AIT de alto risco ou AVC menor (NIHSS ≤ 3) → DAPT (Aspirina + Clopidogrel) por 21 dias.

Resumo-Chave

Em pacientes com AIT de alto risco ou AVC isquêmico menor, a dupla antiagregação plaquetária iniciada precocemente reduz significativamente o risco de AVC recorrente nos primeiros 90 dias.

Contexto Educacional

O manejo do Ataque Isquêmico Transitório (AIT) evoluiu com a demonstração de que o período de maior risco para um AVC estabelecido ocorre nas primeiras horas e dias após o evento sentinela. O paciente do caso apresenta um AIT de alto risco, caracterizado por déficit motor e duração significativa em um perfil de alto risco cardiovascular (idoso, hipertenso, diabético). Os estudos CHANCE e POINT estabeleceram que a combinação de Aspirina e Clopidogrel, iniciada precocemente, é superior à aspirina isolada para prevenir recorrências isquêmicas. A recomendação atual para pacientes com NIHSS ≤ 3 ou AIT de alto risco é a utilização de DAPT por 21 dias. O benefício na redução de novos eventos isquêmicos é máximo nesse intervalo inicial, enquanto o risco hemorrágico cumulativo da dupla terapia começa a superar o benefício clínico após esse período. É fundamental que a primeira dose (ataque) seja administrada o mais rápido possível após a exclusão de hemorragia por imagem. Após os 21 dias, a transição para monoterapia é a conduta padrão para equilibrar eficácia e segurança.

Perguntas Frequentes

Qual a indicação de DAPT no AIT?

A dupla antiagregação plaquetária (DAPT) com aspirina e clopidogrel é indicada para pacientes com AIT de alto risco (geralmente definido por um escore ABCD2 ≥ 4) ou AVC isquêmico menor (NIHSS ≤ 3), desde que iniciada nas primeiras 24 horas do evento e na ausência de contraindicações para sangramento.
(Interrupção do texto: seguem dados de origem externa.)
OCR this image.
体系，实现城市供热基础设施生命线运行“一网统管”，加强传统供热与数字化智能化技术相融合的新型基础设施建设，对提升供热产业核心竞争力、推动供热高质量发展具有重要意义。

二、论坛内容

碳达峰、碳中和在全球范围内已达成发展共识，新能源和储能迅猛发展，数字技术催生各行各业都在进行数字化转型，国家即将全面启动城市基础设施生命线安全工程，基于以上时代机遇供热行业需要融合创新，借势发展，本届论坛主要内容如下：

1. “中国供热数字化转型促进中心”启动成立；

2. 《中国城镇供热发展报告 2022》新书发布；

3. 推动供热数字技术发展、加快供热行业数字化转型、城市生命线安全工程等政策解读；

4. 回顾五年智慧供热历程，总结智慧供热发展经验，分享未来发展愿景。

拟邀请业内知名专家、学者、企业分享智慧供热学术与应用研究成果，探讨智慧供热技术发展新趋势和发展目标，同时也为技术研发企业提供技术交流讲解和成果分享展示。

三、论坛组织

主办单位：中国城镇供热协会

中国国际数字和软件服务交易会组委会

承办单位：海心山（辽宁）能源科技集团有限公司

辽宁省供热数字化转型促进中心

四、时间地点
Por quanto tempo manter Aspirina e Clopidogrel no AIT?

O período padrão validado pelos principais ensaios clínicos (CHANCE e POINT) é de 21 dias para a combinação. Após esse período, o paciente deve ser mantido em monoterapia com um antiagregante plaquetário (geralmente aspirina ou clopidogrel isolados) para prevenção secundária de longo prazo.

Por que não usar anticoagulação no AIT agudo sem FA?

Para eventos isquêmicos de etiologia aterotrombótica ou pequenos vasos, a anticoagulação não demonstrou superioridade em relação aos antiagregantes na fase aguda e está associada a um risco significativamente maior de transformação hemorrágica. A anticoagulação é reservada para etiologias cardioembólicas, como a fibrilação atrial.